Ethyl Kennedy contacted the maker of the frisbee back in the ‘60s hoping to ship some of those new toys to Angola and a particular orphanage with which she had worked. The frisbees arrived and later Mrs. Kennedy received a thank you note: We are grateful for the plastic plates. The kids use them all the time. By the way, did you know that they make an interesting toy as well? The ways of God are upside down and backward to the ways of man. God makes little sense to us. He warned us through Isaiah that this would be the case: My thoughts are not your thoughts neither are your ways my ways, declares the Lord.
Keep your feasts when things are bad, really bad? Why?
First consider this: when things are bad, perhaps that is all the more reason to celebrate. I am not encouraging denial. But understand that when we celebrate in this life we are not ultimately celebrating what is now but rather what is to come! Every celebration now, if properly understood, is but a foreshadowing of a greater celebration yet to come. For example, when we celebrate a good meal with family and friends, it points to a day when we will partake of a banquet without concern for our waistlines and with the absence of tensions big or small with those we eat. When we celebrate a marriage or an anniversary, we are ultimately celebrating a day when we will be united with Christ in oneness as it was intended from the beginning. When we gather on a Sunday to celebrate God and what He has done, it is a dress rehearsal for the grand celebration depicted in Revelation. And when we celebrate a graduation or a ritual marking the entrance into adulthood or some deeper level of maturity, we celebrate the day when we will be fully mature in Christ! Keep your feasts, because your celebrations point forward with great hope!
One more idea that adds a beauty to this truth. Did you know that when the seamstresses were given the instructions for the making of the high priestly garments, the collar was to be double-stitched? Why? The one privilege belonging solely to the high priest was entrance into the presence of God and in the presence of God there is never a reason to tear your robe, as many freely did in times of sorrow and despair (see Job or Jacob as an example). But not the high priest. With the privilege of being in God’s presence, he was never to tear his robe because the ultimate reality is never despair. It is always hope. Now, we are all priests. We remind each other that there is never a reason to lose hope. God is in our midst. God is inside of us. Don’t lose hope. Keep your feasts! Things will end well. That is a promise.
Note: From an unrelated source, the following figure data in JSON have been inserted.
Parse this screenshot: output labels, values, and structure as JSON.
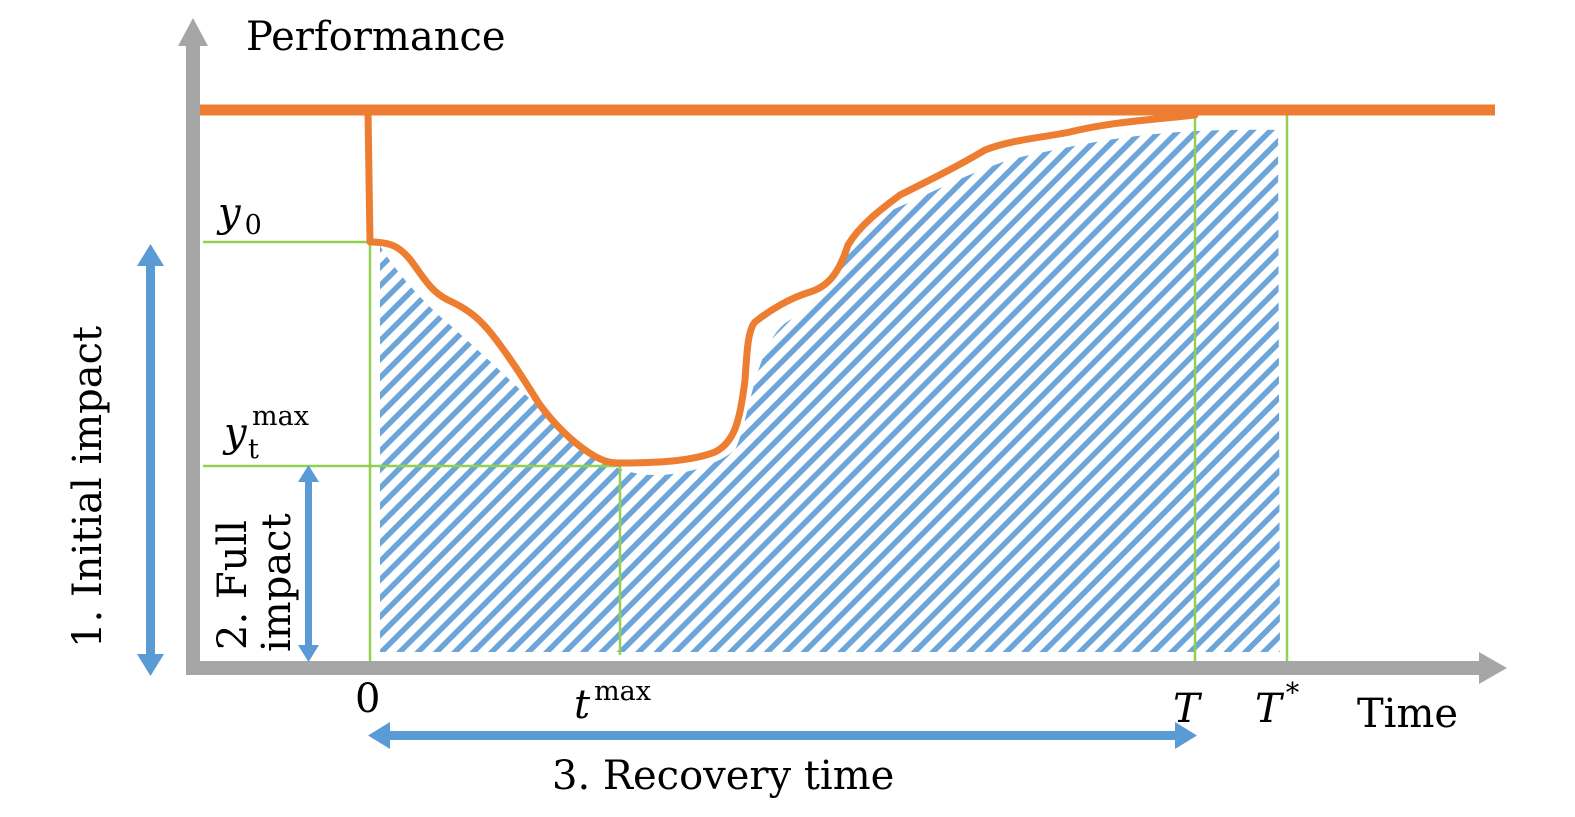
{
  "axes": {
    "y_label": "Performance",
    "x_label": "Time"
  },
  "ticks": {
    "zero": "0",
    "t_max": "t",
    "t_max_sup": "max",
    "T": "T",
    "T_star": "T",
    "T_star_sup": "*"
  },
  "levels": {
    "y0": "y",
    "y0_sub": "0",
    "yt": "y",
    "yt_sub": "t",
    "yt_sup": "max"
  },
  "annotations": {
    "initial_impact": "1. Initial impact",
    "full_impact_line1": "2. Full",
    "full_impact_line2": "impact",
    "recovery_time": "3. Recovery time"
  },
  "colors": {
    "performance_curve": "#ED7D31",
    "shading": "#5B9BD5",
    "guide_lines": "#92D050",
    "axes": "#A6A6A6",
    "arrows": "#5B9BD5"
  }
}
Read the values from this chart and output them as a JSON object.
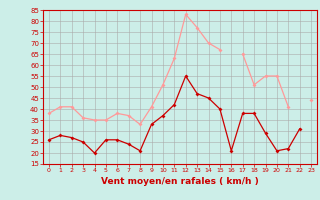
{
  "x": [
    0,
    1,
    2,
    3,
    4,
    5,
    6,
    7,
    8,
    9,
    10,
    11,
    12,
    13,
    14,
    15,
    16,
    17,
    18,
    19,
    20,
    21,
    22,
    23
  ],
  "avg_wind": [
    26,
    28,
    27,
    25,
    20,
    26,
    26,
    24,
    21,
    33,
    37,
    42,
    55,
    47,
    45,
    40,
    21,
    38,
    38,
    29,
    21,
    22,
    31,
    null
  ],
  "gust_wind": [
    38,
    41,
    41,
    36,
    35,
    35,
    38,
    37,
    33,
    41,
    51,
    63,
    83,
    77,
    70,
    67,
    null,
    65,
    51,
    55,
    55,
    41,
    null,
    44
  ],
  "bg_color": "#cceee8",
  "avg_color": "#cc0000",
  "gust_color": "#ff9999",
  "grid_color": "#aaaaaa",
  "xlabel": "Vent moyen/en rafales ( km/h )",
  "xlabel_color": "#cc0000",
  "tick_color": "#cc0000",
  "spine_color": "#cc0000",
  "ylim": [
    15,
    85
  ],
  "yticks": [
    15,
    20,
    25,
    30,
    35,
    40,
    45,
    50,
    55,
    60,
    65,
    70,
    75,
    80,
    85
  ],
  "xticks": [
    0,
    1,
    2,
    3,
    4,
    5,
    6,
    7,
    8,
    9,
    10,
    11,
    12,
    13,
    14,
    15,
    16,
    17,
    18,
    19,
    20,
    21,
    22,
    23
  ]
}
And the enemy that has plagued your heart (what is it for you?) will someday be destroyed and it will never again rise up and threaten your well-being.
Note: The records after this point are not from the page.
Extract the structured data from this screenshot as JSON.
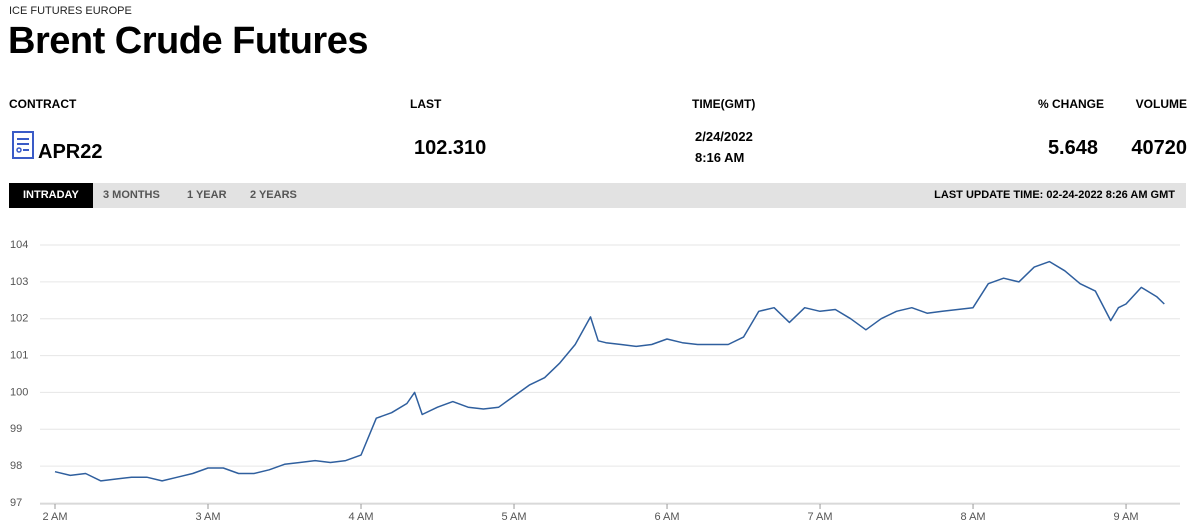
{
  "header": {
    "exchange": "ICE FUTURES EUROPE",
    "title": "Brent Crude Futures"
  },
  "quote": {
    "columns": [
      "CONTRACT",
      "LAST",
      "TIME(GMT)",
      "% CHANGE",
      "VOLUME"
    ],
    "contract": "APR22",
    "last": "102.310",
    "time_date": "2/24/2022",
    "time_clock": "8:16 AM",
    "change": "5.648",
    "volume": "40720"
  },
  "tabs": [
    "INTRADAY",
    "3 MONTHS",
    "1 YEAR",
    "2 YEARS"
  ],
  "last_update": "LAST UPDATE TIME: 02-24-2022 8:26 AM GMT",
  "chart_data": {
    "type": "line",
    "color": "#2f5f9e",
    "grid": true,
    "x": [
      2.0,
      2.1,
      2.2,
      2.3,
      2.4,
      2.5,
      2.6,
      2.7,
      2.8,
      2.9,
      3.0,
      3.1,
      3.2,
      3.3,
      3.4,
      3.5,
      3.6,
      3.7,
      3.8,
      3.9,
      4.0,
      4.1,
      4.2,
      4.3,
      4.35,
      4.4,
      4.5,
      4.6,
      4.7,
      4.8,
      4.9,
      5.0,
      5.1,
      5.2,
      5.3,
      5.4,
      5.5,
      5.55,
      5.6,
      5.7,
      5.8,
      5.9,
      6.0,
      6.1,
      6.2,
      6.3,
      6.4,
      6.5,
      6.6,
      6.7,
      6.8,
      6.9,
      7.0,
      7.1,
      7.2,
      7.3,
      7.4,
      7.5,
      7.6,
      7.7,
      7.8,
      7.9,
      8.0,
      8.1,
      8.2,
      8.3,
      8.4,
      8.5,
      8.6,
      8.7,
      8.8,
      8.9,
      8.95,
      9.0,
      9.1,
      9.2,
      9.25
    ],
    "values": [
      97.85,
      97.75,
      97.8,
      97.6,
      97.65,
      97.7,
      97.7,
      97.6,
      97.7,
      97.8,
      97.95,
      97.95,
      97.8,
      97.8,
      97.9,
      98.05,
      98.1,
      98.15,
      98.1,
      98.15,
      98.3,
      99.3,
      99.45,
      99.7,
      100.0,
      99.4,
      99.6,
      99.75,
      99.6,
      99.55,
      99.6,
      99.9,
      100.2,
      100.4,
      100.8,
      101.3,
      102.05,
      101.4,
      101.35,
      101.3,
      101.25,
      101.3,
      101.45,
      101.35,
      101.3,
      101.3,
      101.3,
      101.5,
      102.2,
      102.3,
      101.9,
      102.3,
      102.2,
      102.25,
      102.0,
      101.7,
      102.0,
      102.2,
      102.3,
      102.15,
      102.2,
      102.25,
      102.3,
      102.95,
      103.1,
      103.0,
      103.4,
      103.55,
      103.3,
      102.95,
      102.75,
      101.95,
      102.3,
      102.4,
      102.85,
      102.6,
      102.4
    ],
    "xlim": [
      1.9,
      9.35
    ],
    "xticks": [
      {
        "value": 2,
        "label": "2 AM"
      },
      {
        "value": 3,
        "label": "3 AM"
      },
      {
        "value": 4,
        "label": "4 AM"
      },
      {
        "value": 5,
        "label": "5 AM"
      },
      {
        "value": 6,
        "label": "6 AM"
      },
      {
        "value": 7,
        "label": "7 AM"
      },
      {
        "value": 8,
        "label": "8 AM"
      },
      {
        "value": 9,
        "label": "9 AM"
      }
    ],
    "ylim": [
      97,
      104
    ],
    "yticks": [
      97,
      98,
      99,
      100,
      101,
      102,
      103,
      104
    ]
  }
}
And so the passage ends with the messenger bounding from mountain top to mountain top announcing the good news that peace is on the way. Isaiah records nearly the exact same words in chapter 52 of his prophecy except there is one additional thought worth capturing. To conclude the good news he says, Our God reigns. Indeed He does, despite what we see or are experiencing at any moment and because He reigns, we are invited, commanded to celebrate: Keep your feasts!